Collect. Czech. Chem. Commun. 1981, 46, 3278-3284
https://doi.org/10.1135/cccc19813278

Electrochemical oxidation of methylindoles

Miroslav Jandaa, Jan Šrogla and Petr Holýb

a Department of Organic Chemistry, Prague Institute of Chemical Technology, 166 28 Prague 6
b Institute of Haematology and Blood Transfusion, 128 20 Prague 2

Abstract

Electrochemical oxidation of 1-methylindole (I), 1,3-dimethylindole (II) and 1,2-dimethylindole (III) on a platinum anode in methanol, containing ammonium bromide, was studied.
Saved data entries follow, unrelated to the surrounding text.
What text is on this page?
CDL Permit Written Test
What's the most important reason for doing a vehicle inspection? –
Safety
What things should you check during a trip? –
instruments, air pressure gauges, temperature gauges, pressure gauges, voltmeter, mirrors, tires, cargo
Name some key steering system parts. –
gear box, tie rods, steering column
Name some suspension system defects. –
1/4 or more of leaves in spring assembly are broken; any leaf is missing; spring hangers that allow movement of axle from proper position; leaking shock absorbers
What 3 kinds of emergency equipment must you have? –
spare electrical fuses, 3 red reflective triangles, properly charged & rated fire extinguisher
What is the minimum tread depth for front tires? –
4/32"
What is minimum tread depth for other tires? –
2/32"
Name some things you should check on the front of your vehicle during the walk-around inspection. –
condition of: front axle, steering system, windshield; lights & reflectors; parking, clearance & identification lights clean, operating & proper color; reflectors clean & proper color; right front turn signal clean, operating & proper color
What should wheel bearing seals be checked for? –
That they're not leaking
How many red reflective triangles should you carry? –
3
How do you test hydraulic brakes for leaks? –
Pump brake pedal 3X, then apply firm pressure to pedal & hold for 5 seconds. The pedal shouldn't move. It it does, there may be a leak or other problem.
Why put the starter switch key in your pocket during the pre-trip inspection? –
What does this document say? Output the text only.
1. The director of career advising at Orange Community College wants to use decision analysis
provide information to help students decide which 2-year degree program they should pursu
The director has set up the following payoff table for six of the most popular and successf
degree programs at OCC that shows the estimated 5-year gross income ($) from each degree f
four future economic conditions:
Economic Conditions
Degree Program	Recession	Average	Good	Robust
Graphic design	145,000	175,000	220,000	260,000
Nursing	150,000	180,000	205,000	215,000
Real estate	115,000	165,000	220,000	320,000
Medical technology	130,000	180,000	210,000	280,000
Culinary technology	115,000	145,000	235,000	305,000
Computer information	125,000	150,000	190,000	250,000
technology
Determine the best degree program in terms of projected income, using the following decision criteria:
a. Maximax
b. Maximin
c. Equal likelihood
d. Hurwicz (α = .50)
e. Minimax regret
A more profound oxidation as compared with benzofuran or benzothiophene derivatives is indicated by the obtained products: 1-methyl-2,2-bis(1-methylindol-3-yl)-3-indolinone (IV), 1,1'-dimethyl-Δ3,3-biindolin-2,2'-dione (V), 3,3-dibromo-1-methyl-2-indolinone (VI), 3,3,5-tribromo-1-methyl-2-indolinone (VII), 3-bromo-1-methyl-2,3-indoledione (VIII), 3-methoxy-1,3-dimethyl-2-indolinone (IX), 3-hydroxy-1,3-dimethyl-2-indolinone (X), 3,5-dibromo-1,3-dimethyl-2-indolinone (XI) and 3-bromo-1,2-dimethylindole (XII). The ratio of the products can be significantly influenced by the electrolysis conditions. The oxidation takes place in positions 2 and 3 of the indole molecule, the position 2 influencing decisively the oxidation path.